Imbalanced data typically refers to a problem with classification problems where the classes are not represented equally. For example, you may have a 2-class (binary) classification problem with 10000 instances. A total of 2000 instances are labeled with Class-1 and the remaining 8000 instances are labeled with Class-2.

This is an imbalanced dataset, and the ratio of Class-1 to Class-2 instances is 20:80. You can have a class imbalance problem on two-class and multi-class classification problems. Most techniques can be used on either.

First, we must understand the structure of our data. It has 10000 randomly generated input data points, and 2 classes split unevenly across data points.

import numpy as np

from sklearn.model_selection import train_test_split

rng = np.random.RandomState(1338)

n_points = 10000
X = rng.randn(n_points, 10)

percentiles_classes = [0.2, 0.8]

y = np.hstack([[ii] * int(n_points * perc) for ii, perc in enumerate(percentiles_classes)])

unique, frequency = np.unique(y, return_counts = True)
print(frequency,np.unique(unique)) #(array([2000, 8000]), array([0, 1]))

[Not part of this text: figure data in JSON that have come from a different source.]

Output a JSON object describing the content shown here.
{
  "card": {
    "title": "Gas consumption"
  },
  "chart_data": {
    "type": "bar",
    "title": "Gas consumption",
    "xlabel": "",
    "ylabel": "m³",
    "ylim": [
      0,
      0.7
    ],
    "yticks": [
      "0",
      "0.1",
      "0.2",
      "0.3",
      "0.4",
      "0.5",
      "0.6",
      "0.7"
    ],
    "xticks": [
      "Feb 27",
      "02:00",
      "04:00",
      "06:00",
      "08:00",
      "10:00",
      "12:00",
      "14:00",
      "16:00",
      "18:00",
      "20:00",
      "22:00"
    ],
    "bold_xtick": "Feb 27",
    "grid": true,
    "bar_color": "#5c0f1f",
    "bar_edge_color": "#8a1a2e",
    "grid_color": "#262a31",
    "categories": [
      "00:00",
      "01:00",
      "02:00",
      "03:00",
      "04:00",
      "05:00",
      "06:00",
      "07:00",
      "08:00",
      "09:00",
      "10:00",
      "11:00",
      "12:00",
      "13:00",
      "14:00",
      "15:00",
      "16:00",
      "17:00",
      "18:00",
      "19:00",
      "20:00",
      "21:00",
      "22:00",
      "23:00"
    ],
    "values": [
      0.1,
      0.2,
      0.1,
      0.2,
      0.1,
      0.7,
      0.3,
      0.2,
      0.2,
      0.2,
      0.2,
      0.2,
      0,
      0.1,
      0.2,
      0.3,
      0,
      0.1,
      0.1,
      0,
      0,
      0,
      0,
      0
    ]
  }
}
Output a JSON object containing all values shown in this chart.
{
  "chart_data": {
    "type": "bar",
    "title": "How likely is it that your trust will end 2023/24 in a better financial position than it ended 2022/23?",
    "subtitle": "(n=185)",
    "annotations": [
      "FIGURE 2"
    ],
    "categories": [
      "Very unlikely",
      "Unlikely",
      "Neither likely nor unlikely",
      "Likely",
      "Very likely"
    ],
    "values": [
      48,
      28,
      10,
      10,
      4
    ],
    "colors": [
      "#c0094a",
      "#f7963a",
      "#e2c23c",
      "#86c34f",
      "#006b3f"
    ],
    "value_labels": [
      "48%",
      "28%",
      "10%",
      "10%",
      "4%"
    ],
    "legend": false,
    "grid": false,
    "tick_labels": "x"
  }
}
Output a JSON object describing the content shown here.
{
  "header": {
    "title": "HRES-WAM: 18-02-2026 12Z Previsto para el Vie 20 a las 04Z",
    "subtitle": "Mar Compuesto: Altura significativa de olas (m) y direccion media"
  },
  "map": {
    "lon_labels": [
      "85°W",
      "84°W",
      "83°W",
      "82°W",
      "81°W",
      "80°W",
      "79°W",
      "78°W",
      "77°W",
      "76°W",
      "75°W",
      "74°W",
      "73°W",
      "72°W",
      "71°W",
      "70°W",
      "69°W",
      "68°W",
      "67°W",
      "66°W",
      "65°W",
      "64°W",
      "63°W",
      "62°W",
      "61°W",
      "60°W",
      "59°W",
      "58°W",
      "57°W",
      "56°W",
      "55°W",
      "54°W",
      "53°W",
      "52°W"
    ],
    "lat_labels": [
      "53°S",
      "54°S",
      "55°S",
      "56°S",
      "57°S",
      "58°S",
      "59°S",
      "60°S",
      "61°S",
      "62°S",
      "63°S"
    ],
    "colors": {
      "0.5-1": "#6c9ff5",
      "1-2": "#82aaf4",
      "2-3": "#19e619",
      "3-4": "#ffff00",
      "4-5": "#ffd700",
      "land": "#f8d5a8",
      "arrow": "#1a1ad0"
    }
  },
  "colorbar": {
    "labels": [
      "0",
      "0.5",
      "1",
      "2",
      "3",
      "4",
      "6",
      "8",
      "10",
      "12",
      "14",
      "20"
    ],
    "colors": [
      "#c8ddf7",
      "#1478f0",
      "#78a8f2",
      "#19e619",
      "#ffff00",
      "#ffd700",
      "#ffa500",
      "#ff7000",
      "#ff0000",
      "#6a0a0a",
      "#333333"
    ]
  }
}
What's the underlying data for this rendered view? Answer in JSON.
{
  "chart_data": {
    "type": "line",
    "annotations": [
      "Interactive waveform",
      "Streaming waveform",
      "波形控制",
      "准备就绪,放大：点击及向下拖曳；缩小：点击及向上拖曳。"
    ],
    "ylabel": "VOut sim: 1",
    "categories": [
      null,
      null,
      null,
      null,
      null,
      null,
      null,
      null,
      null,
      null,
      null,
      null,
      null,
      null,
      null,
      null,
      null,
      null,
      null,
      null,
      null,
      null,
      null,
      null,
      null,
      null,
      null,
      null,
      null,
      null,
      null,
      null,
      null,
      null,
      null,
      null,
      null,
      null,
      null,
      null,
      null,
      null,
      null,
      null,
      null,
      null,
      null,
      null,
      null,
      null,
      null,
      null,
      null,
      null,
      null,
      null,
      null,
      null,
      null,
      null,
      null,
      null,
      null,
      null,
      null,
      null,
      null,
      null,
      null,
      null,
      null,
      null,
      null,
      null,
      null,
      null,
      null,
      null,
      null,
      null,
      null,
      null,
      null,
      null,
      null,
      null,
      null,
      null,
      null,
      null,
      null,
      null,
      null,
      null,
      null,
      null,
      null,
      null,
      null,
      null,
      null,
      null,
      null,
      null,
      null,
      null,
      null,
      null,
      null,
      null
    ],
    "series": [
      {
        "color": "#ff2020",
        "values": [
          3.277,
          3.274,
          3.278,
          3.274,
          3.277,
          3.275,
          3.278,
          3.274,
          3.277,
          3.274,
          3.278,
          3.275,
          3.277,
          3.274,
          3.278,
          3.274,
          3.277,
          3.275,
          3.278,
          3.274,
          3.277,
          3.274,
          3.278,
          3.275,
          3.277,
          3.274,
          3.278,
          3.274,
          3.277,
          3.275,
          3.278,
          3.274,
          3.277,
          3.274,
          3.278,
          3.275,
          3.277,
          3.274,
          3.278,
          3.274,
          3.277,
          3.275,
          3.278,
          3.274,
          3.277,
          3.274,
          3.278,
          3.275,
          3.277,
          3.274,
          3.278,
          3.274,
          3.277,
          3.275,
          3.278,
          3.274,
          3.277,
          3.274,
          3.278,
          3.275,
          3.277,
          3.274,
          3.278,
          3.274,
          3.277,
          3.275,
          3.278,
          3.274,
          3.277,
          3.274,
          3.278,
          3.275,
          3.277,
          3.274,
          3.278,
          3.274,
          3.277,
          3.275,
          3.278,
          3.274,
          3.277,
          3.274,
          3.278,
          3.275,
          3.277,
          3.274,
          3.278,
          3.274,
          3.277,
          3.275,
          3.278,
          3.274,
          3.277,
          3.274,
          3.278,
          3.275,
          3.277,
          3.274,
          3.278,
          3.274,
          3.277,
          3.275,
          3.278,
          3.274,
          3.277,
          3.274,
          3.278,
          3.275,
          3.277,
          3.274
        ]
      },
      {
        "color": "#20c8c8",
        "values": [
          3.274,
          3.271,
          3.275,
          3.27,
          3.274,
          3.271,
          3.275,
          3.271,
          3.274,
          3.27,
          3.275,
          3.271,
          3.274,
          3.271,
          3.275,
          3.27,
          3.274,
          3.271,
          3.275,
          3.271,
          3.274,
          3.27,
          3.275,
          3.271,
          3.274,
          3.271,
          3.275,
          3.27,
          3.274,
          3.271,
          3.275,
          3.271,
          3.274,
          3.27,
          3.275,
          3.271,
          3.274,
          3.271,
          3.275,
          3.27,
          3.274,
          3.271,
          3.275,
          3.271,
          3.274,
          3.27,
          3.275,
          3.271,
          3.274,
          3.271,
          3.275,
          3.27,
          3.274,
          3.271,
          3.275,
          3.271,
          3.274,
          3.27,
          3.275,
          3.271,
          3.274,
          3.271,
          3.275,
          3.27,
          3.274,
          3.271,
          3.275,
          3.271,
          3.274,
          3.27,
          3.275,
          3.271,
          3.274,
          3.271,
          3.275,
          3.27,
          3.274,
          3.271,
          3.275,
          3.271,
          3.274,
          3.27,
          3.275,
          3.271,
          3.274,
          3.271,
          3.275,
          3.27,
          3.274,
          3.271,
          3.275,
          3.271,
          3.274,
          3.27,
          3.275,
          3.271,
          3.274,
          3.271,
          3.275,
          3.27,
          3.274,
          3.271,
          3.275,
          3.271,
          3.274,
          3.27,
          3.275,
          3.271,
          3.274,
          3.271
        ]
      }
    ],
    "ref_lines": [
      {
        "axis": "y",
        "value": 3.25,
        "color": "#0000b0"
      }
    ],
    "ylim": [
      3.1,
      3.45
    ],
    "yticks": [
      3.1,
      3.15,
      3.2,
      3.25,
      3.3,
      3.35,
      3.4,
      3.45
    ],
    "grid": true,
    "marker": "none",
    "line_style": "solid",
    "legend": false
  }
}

There are many ways to split data into training and test sets in order to avoid model overfitting, to standardize the number of groups in test sets, etc. Using train_test_split() from the data science library scikit-learn, you can split your dataset into subsets that minimize the potential for bias in your evaluation and validation process.

X_train, X_test, y_train, y_test = train_test_split(X, y, shuffle=True,test_size=0.2, random_state=42)

unique, frequency = np.unique(y_test, return_counts = True)
print(["{:0.3f}".format(fre/len(y_test)) for fre in frequency])  #['0.205', '0.795']

In a classification setting, it is often chosen to ensure that the train and test sets have approximately the same percentage of samples of each target class as the complete set.

Some classification problems can exhibit a large imbalance in the distribution of the target classes: for instance, there could be several times more negative samples than positive samples. In such cases, it is recommended to use stratified split as implemented in train_test_split() to ensure that relative class frequencies are approximately preserved in each train and validation split.

X_train, X_test, y_train, y_test = train_test_split(X, y, shuffle=True,test_size=0.2, random_state=42
,stratify=y)

unique, frequency = np.unique(y_test, return_counts = True)
print(["{:0.3f}".format(fre/len(y_test)) for fre in frequency]) #['0.200', '0.800']

Here is an example of a stratified split on a dataset with 10000 samples from two unbalanced classes. We show the number of samples in each class and compare them.

We can see that train_test_split() preserves the class ratios in both the train and test datasets. It preserves the same percentage for each target class as in the complete set.

If you are performing classification use stratified train_test_split to maintain the imbalance so that the test and train dataset have the same distribution, then never touch the test set again. Stratified ensures that each dataset split has the same proportion of observations with a given label.